Anyway, If you appreciate Festool's approach to their 'systems', you will like the Surfix. If you like an oil finish, you will like it also. It is an oil finish and doesn't really shine. I have come to appreciate a less-shiny finish as I like to see the grain, color, and texture of the wood and not the shine. 
In the Systainer you will get 3 bottles of finish-light, heavy, and outdoor. I believe they are tung oil based with a few other things thrown in. You get a green and white set of scotch-brite pads for buffing and a few 6in sanding disks for an RO150 sander. You get 5 applicator sponges and a tin to store it in whilst the finishing is being completed. Again this is a system and should take you through the whole project. 
I had a few questions-
Can you fill the bottles with say, General Finishes wipe on poly (My personal fav) and essentially, yes. 
Can you put the wipe-on poly over it? Yes. I did a small sample and it turned out nice. I don't like a high shine, but I use the furniture I make and i think it needs the protection of the poly finish. 
Can you use the pads on an RO125 sander? Yes, or when you purchase the replacements, order them for the 125.
Which is the best, practical finish for everyday furniture use? MY opinion is the heavy duty. It doesn't look much different, but its a little thicker, which may lend itself to being more sturdy. 
Can this system be improved? Of course. The applicators could be half the size they are for smaller projects. It would also be nice to see a poly-based finish like this.

PLEASE give me your feedback and questions the Surfix. I believe its great but I may not be taking full advantage of the system. Or, if you have the Surfix, what is your experience and results? Thanks!
Todd


----------



## waho6o9 (May 6, 2011)

http://festoolownersgroup.com

Type Surfix in the search menu and there's a lot of info and experiences there.
Maybe it'll help you get more out of your purchase. HTH

I've researched it and will probably stick with Watco oil, wipe on poly, and 
shellac.

YMMV


----------



## CharlesNeil (Oct 21, 2007)

From what I see it's basically a hybrid BLO . I note it says for light duty . This tells me , its not for me . I like a finish that's tough. I agree the General Finishes Arm R Seal or the gel finish is a good choice, I like the AS , and its tough as nails. In as much as putting it over the Festool oil, you can, I would just let the Festool stuff dry pretty well . I would imagine that the pads and all would work just fine on the AS as well. AS to the use of the pads on a RO sander, I can't see any reason it wouldn't work just fine .


----------



## ClintSearl (Dec 8, 2011)

This has got to be one of the biggest rip-offs out there in a woodworking land that overflows with snake oil finishing rip-offs. If you fall for this, I can get you a discount on an old bridge across the East River.


----------



## tturner (Nov 5, 2012)

THanks, Charles for chiming in. Your feedback is SO important in our field.

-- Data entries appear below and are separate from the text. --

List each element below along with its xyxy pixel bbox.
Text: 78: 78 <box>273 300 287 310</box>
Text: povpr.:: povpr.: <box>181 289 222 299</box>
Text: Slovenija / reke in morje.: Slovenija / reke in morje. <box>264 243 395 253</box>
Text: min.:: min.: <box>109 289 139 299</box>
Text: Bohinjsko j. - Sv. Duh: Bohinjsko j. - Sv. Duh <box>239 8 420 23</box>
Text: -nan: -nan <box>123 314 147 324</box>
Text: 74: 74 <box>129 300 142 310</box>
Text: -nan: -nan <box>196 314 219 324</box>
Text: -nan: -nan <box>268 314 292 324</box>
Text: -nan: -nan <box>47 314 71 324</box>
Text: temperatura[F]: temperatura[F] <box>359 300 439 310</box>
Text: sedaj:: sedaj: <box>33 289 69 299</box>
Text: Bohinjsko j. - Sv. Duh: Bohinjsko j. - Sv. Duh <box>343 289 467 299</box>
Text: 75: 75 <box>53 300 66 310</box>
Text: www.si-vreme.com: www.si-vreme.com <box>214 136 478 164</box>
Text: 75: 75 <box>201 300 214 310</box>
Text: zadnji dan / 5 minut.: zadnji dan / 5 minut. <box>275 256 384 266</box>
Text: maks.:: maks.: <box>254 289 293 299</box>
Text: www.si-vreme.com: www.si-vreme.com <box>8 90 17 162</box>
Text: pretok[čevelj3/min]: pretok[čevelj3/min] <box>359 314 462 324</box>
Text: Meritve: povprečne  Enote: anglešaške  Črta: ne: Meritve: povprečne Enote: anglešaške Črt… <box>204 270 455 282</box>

Clint- I believe that in the world of woodworking there are things that work for you and things that don't. You don't know which is which until you try it. And, if you're always trying to better, you will try new things. I can assure you of 2 things-(1)-If Festool makes it, its probably high quality (and high price) (2) You probably can't afford Festool.

Actually if you like an oil finish, this is probably the stuff for you. The heavy-duty oil is the best, to me anyway.


----------